However, my out of shape horse had a different idea. Instead, he did a super fast extended trot. I didn't get a picture but it looked a little something like this:
He'd lope a few strides, then break back into that extended trot. He's never been a big loper on the longe line. Bucking, yes. Loping, not so much.
I don't wanna lope, Pony Girl!
My horse had flaring, drippy nostrils. Don't you just love the smell of a warm horse? The sound of them huffing and snorting to clear out their lungs during the cool down walk?
After he cooled off, I worked on touching around his head and ears. You can see how he tenses up. He's not consistent. One minute he'll bury his head against you so that you can rub the itchy spots around his ears. And when he's eating treats out of a bucket, I can practically turn his ears inside out and he could care less. Other times, such as when I'm grooming his head, he acts as if you are going to cut them off.
Finally, he begins to relax. I can lightly use the pressure points on the bridge of his nose and on his crown to ask him to drop his head to the ground.

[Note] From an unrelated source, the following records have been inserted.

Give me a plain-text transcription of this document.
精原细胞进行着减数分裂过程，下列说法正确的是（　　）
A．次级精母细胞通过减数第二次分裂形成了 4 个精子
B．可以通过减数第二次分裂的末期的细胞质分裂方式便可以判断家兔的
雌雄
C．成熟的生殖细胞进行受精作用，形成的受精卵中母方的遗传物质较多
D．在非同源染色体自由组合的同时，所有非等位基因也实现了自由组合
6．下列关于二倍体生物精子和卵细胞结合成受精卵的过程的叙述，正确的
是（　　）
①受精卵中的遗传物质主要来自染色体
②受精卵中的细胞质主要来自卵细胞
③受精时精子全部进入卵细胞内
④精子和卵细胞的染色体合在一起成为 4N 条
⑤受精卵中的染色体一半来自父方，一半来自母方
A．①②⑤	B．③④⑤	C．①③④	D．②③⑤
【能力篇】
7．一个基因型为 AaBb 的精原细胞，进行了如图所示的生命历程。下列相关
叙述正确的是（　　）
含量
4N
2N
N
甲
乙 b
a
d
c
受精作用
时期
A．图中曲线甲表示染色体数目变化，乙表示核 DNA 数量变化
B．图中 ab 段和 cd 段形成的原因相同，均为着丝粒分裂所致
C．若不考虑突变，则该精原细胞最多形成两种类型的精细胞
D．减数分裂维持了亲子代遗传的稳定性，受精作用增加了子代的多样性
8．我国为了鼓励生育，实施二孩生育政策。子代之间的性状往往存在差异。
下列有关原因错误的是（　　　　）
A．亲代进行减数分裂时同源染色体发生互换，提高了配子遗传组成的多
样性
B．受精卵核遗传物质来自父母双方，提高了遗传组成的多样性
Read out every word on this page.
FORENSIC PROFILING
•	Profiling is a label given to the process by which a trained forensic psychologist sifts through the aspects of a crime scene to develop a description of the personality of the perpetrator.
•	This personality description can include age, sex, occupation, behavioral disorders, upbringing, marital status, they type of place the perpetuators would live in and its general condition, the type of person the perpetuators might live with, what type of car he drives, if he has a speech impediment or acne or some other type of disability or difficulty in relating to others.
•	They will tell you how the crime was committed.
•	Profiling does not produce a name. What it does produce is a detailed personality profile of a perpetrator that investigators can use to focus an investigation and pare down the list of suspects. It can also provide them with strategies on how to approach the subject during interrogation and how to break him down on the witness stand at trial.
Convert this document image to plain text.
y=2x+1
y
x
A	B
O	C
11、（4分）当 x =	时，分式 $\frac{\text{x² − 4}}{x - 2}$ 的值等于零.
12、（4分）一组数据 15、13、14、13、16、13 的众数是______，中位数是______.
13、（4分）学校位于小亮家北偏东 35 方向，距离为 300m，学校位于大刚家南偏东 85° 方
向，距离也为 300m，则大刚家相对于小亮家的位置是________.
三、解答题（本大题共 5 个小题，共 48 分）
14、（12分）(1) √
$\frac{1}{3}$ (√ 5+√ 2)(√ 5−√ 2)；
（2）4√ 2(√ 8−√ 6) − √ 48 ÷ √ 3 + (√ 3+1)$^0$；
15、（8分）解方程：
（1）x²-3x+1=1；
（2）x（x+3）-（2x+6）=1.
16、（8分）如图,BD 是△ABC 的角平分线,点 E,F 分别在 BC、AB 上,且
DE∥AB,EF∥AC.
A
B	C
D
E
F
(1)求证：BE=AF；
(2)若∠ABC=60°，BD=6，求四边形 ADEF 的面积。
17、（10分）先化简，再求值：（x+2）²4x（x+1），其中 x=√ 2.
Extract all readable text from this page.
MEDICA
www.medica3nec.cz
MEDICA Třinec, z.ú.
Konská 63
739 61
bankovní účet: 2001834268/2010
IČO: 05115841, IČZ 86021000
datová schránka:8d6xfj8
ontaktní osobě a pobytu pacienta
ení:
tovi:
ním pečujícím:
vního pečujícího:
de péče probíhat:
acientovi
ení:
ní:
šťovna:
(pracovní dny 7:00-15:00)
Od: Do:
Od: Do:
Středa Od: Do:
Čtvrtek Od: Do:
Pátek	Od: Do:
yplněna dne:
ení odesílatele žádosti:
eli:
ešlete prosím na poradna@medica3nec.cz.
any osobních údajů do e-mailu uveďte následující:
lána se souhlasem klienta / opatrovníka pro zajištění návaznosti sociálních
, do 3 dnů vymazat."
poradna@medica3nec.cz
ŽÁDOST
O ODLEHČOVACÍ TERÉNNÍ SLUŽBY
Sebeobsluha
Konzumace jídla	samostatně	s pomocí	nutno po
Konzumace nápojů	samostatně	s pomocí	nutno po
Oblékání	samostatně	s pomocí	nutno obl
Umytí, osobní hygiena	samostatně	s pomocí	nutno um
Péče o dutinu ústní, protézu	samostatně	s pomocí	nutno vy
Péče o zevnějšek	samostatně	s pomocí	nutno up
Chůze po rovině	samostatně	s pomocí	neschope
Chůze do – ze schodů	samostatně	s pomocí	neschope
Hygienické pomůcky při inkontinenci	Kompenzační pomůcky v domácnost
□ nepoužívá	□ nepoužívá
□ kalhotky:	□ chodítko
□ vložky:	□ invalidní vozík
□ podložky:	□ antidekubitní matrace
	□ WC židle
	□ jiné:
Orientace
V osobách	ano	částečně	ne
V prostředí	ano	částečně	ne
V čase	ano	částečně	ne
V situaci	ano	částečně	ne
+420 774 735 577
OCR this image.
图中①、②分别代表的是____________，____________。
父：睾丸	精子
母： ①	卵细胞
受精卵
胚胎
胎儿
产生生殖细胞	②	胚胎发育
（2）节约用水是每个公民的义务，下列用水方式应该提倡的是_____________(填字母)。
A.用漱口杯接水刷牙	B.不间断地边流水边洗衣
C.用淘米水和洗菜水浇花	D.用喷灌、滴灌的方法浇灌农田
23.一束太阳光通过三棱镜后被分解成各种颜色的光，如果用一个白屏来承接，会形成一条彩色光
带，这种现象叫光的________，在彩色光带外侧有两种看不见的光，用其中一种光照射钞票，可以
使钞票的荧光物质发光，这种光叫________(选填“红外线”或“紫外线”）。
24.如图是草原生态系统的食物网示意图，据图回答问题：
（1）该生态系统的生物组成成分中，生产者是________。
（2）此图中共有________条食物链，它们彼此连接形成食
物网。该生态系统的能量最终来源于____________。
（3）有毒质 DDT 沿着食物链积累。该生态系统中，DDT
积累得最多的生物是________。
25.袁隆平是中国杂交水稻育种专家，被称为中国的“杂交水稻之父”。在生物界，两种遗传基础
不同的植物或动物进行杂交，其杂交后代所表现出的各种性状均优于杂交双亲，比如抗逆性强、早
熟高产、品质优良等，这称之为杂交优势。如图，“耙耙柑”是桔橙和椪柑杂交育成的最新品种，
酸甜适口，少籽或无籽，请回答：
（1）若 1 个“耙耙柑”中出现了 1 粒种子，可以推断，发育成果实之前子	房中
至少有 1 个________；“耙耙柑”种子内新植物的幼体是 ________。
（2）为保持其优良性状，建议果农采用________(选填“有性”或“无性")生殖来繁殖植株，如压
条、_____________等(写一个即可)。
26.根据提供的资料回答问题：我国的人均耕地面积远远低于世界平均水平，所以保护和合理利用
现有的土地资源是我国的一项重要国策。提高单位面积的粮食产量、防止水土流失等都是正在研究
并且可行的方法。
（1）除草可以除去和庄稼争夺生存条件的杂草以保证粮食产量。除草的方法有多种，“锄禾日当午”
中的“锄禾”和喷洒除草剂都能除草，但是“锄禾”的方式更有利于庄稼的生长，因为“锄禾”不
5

After I put on his new shiny green breakaway halter (his other one lost a chicago screw) I left him staring after me at the gate.
Ironically, this horse, looking longingly after me like he wants out of that pasture, is the SAME one that also ran away from me and gave chase for 5 minutes before letting me snap the lead on his halter!
But really, could you resist this look?
I went up to the feed shed to load his new bag of grain into it's can, refill his joint supplement tub, and put the grooming tools away. Then I grabbed a few more cookies (he'd already had a handful and a sliced apple after I brought him out!) and took them back up to him.